Microtechnology - Wet etching
This is a short review about some wet etching processes. I will never say it enough: don't expect a full encyclopedia about wet etching processes here. I have no time for this, and there are a lot of resources elsewhere for that.
Use this to understand possibilities and problems linked to wet etching! For that, I will concentrate only on a few examples to explain different situations. Wet etching is widely used in microelectronics and MEMS devices microfabrication. It is largely the most widely used method to release MEMS microactuator, since fluids are able to get under microstructures and etch non visible material areas, so that MEMS mobile parts are free to move.
A chemistry science
Wet etching relies completely on chemical reactions. Where dry etching can include physical etching, wet etching cannot rely on the products kinetic energy to etch a material!
All the task consists here in finding chemical products or combinations so that the target is etched faster than the mask disappears! Of course, there are other parasitic chemical reactions that can happen.
So, chemistry is undoubtely a useful tool to predict the best etchant for each material, and for which material it should be avoided.
Parameters and considerations
Chemical reactions cannot be changed in any way, except by changing the products concentrations. However, temperature can be changed as a parameter for the reaction.
Most of the time, increasing temperature will provide more energy to molecules to react, and accelerate the etching. Of course, this is true as long as you don't vaporize the products, in which case things are different.
In fact, some reactions need to be done with thermal heating otherwise they are too long to be useful. This is the case, for example, of KOH etching, that is generally done at 80°C. Another example of heating use is for removing photoresist with aceton. If the photoresist has been altered during, let's say a plasma etching, the removing can fail at room temperature and be successful with a light heating.
Since materials used in microtechnology are hardly detroyed at boiling temperature of acid/basic solutions, temperature should not change anything in the materials properties, but it can alters selectivity. For the KOH example, the highest selectivity is reached for particular concentration and temperature.
Like temperature, concentration can, of course, change the etching rate. It can also affects selectivity. But there are other factor to take care when manipulating concentration.
Most of time, wet etching reactions are quite simple from a chemistry point of view. This means that you have the etching product, the target material(s), and after the reactions, ions and molecules generated don't react anymore.
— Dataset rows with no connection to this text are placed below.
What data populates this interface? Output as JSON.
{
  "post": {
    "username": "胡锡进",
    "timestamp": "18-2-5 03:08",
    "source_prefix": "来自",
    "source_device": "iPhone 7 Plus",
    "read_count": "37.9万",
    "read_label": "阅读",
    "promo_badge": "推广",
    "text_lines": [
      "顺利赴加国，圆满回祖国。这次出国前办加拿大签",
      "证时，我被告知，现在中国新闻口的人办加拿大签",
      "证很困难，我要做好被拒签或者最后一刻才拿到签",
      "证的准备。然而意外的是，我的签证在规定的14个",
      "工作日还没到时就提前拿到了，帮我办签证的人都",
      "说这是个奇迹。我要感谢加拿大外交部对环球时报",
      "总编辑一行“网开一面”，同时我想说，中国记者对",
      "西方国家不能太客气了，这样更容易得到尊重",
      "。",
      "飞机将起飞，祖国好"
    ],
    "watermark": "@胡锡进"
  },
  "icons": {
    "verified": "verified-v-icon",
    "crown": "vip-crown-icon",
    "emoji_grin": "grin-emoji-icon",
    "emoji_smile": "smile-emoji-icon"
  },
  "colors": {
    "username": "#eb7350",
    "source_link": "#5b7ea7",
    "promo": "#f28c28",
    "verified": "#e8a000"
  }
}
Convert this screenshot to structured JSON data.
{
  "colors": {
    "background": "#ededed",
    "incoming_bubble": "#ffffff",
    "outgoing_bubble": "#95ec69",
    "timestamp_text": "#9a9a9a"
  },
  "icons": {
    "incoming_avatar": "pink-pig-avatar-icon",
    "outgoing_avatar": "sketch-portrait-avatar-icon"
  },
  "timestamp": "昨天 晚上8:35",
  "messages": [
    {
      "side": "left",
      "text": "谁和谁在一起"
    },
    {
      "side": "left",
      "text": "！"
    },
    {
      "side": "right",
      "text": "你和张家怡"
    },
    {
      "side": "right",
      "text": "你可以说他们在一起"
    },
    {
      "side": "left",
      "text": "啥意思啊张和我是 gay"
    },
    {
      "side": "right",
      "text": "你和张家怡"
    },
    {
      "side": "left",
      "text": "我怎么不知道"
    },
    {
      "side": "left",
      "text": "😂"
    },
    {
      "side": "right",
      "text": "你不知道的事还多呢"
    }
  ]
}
At a local level, this means that with no agitation, concentration will get down on some place, depending on the geometric configuration of the structures. Here we talk about underetching again. There exists buffered solutions (a second product in the etching solution is added so that the etching ion is renew in real-time thanks to another reaction with this added product, see BHF). Another possibility to reduce that phenomenon is agitation of the solution.
As explained for the concentration, geometry can affect the etching rate at a local level. Large areas are always etched slightly faster than very small patterns. Once the strucure has already several material layers, things get even more complicated, with the various angles of the underlying layers, etching can let a almost perfect pattern compared to the mask design, and in the same time has destroyed a small structure.
Crystal silicon, like a lot of crystal materials, offer a different molecules density according to the face you look. This property has the advantage of allowing a special etching result.